T.S. Monk: Thelonious was the one that really got Coltrane away from Miles.

Nick Spitzer: Thelonious Monk’s son, the drummer, T.S. Monk:

TSM: You know, he would tell Coltrane, “You need your own band. You do not need to be with Miles.” He was very, very adamant about Coltrane’s ability to go out on his own, “Spread your wings, you got it now.” I think that what Coltrane was doing was pushing the envelope, but unfortunately he was taken away from us before he got a chance to get to where he was going. He was obviously in transition.

NS: T.S. Monk has fond memories of Coltrane’s visits to the household on West 63rd Street, the San Juan Hill neighborhood in New York City.

TSM: I can just remember my father hammering on this young guy. You know, Thelonious would be teaching him something really difficult like “Trinkle Tinkle” or something like that, and he would say, “Yeah man you can play it. No, you can play it, no try it again, try it again. You can play it. Look, the critics, forget them. In fact, you know when you play them two notes, that’s the stuff.”
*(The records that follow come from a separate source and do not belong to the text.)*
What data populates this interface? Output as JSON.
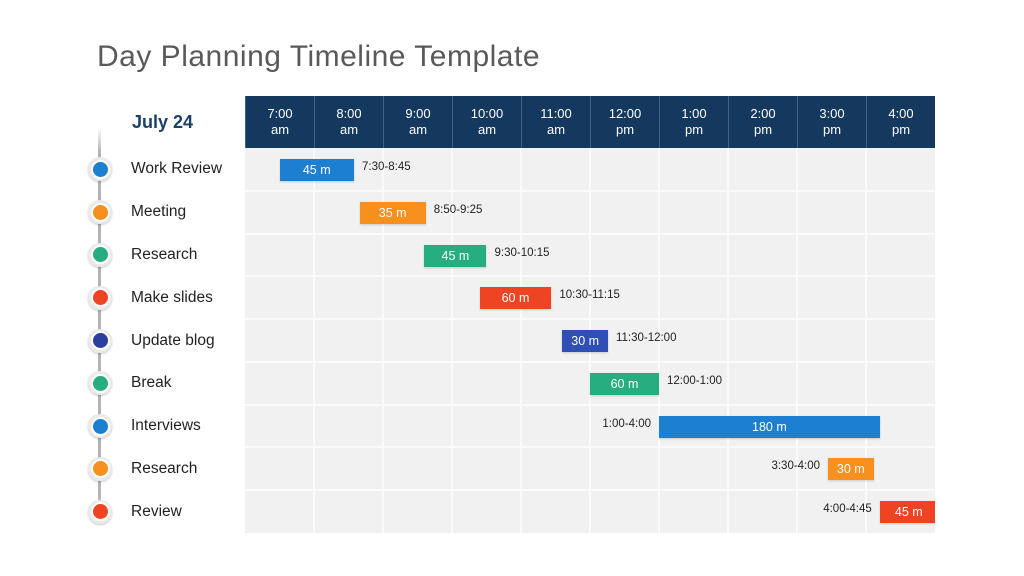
{
  "title": "Day Planning Timeline Template",
  "date_heading": "July 24",
  "colors": {
    "header_bg": "#15395e",
    "grid_bg": "#f1f1f1",
    "title_text": "#58595b",
    "date_text": "#1b4066",
    "blue": "#1d7fd0",
    "orange": "#f7901e",
    "green": "#27ae80",
    "red": "#ef4423",
    "navy": "#2f4fb5"
  },
  "time_columns": [
    {
      "hour": "7:00",
      "meridiem": "am"
    },
    {
      "hour": "8:00",
      "meridiem": "am"
    },
    {
      "hour": "9:00",
      "meridiem": "am"
    },
    {
      "hour": "10:00",
      "meridiem": "am"
    },
    {
      "hour": "11:00",
      "meridiem": "am"
    },
    {
      "hour": "12:00",
      "meridiem": "pm"
    },
    {
      "hour": "1:00",
      "meridiem": "pm"
    },
    {
      "hour": "2:00",
      "meridiem": "pm"
    },
    {
      "hour": "3:00",
      "meridiem": "pm"
    },
    {
      "hour": "4:00",
      "meridiem": "pm"
    }
  ],
  "tasks": [
    {
      "label": "Work Review",
      "dot_color": "#1d7fd0",
      "bar_color": "#1d7fd0",
      "duration_label": "45 m",
      "time_range": "7:30-8:45",
      "start_col": 0.5,
      "span_cols": 1.08,
      "label_side": "right"
    },
    {
      "label": "Meeting",
      "dot_color": "#f7901e",
      "bar_color": "#f7901e",
      "duration_label": "35 m",
      "time_range": "8:50-9:25",
      "start_col": 1.66,
      "span_cols": 0.96,
      "label_side": "right"
    },
    {
      "label": "Research",
      "dot_color": "#27ae80",
      "bar_color": "#27ae80",
      "duration_label": "45 m",
      "time_range": "9:30-10:15",
      "start_col": 2.6,
      "span_cols": 0.9,
      "label_side": "right"
    },
    {
      "label": "Make slides",
      "dot_color": "#ef4423",
      "bar_color": "#ef4423",
      "duration_label": "60 m",
      "time_range": "10:30-11:15",
      "start_col": 3.4,
      "span_cols": 1.04,
      "label_side": "right"
    },
    {
      "label": "Update blog",
      "dot_color": "#2c3e9e",
      "bar_color": "#2f4fb5",
      "duration_label": "30 m",
      "time_range": "11:30-12:00",
      "start_col": 4.6,
      "span_cols": 0.66,
      "label_side": "right"
    },
    {
      "label": "Break",
      "dot_color": "#27ae80",
      "bar_color": "#27ae80",
      "duration_label": "60 m",
      "time_range": "12:00-1:00",
      "start_col": 5.0,
      "span_cols": 1.0,
      "label_side": "right"
    },
    {
      "label": "Interviews",
      "dot_color": "#1d7fd0",
      "bar_color": "#1d7fd0",
      "duration_label": "180 m",
      "time_range": "1:00-4:00",
      "start_col": 6.0,
      "span_cols": 3.2,
      "label_side": "left"
    },
    {
      "label": "Research",
      "dot_color": "#f7901e",
      "bar_color": "#f7901e",
      "duration_label": "30 m",
      "time_range": "3:30-4:00",
      "start_col": 8.45,
      "span_cols": 0.66,
      "label_side": "left"
    },
    {
      "label": "Review",
      "dot_color": "#ef4423",
      "bar_color": "#ef4423",
      "duration_label": "45 m",
      "time_range": "4:00-4:45",
      "start_col": 9.2,
      "span_cols": 0.84,
      "label_side": "left"
    }
  ]
}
NS: It was through Thelonious Monk’s encouragement that John Coltrane dove deeper into his own compositions. Jazz pianist and Coltrane biographer, Lewis Porter:

LP: In one interview, he said, “Around Miles I always felt worried that I might do something that would make him angry.” That doesn’t sound like a very relaxed relationship. With Monk, he said, “We could talk music for hours and hours,” and Coltrane was the kind of musician who liked to talk music, he liked to sit and talk music. Miles was very impatient with that, he would say, “Come on man, why do you have to talk about that?” But Monk, that’s all he liked to do was sit at the piano, and Coltrane really loved Monk, I think he loved being with him.

TSM: I knew that my father absolutely adored him because John Coltrane could translate Thelonious onto the tenor saxophone, and if you actually listen to John Coltrane pre and post Monk, you see that Thelonious was a profound influence on John Coltrane on his instrument.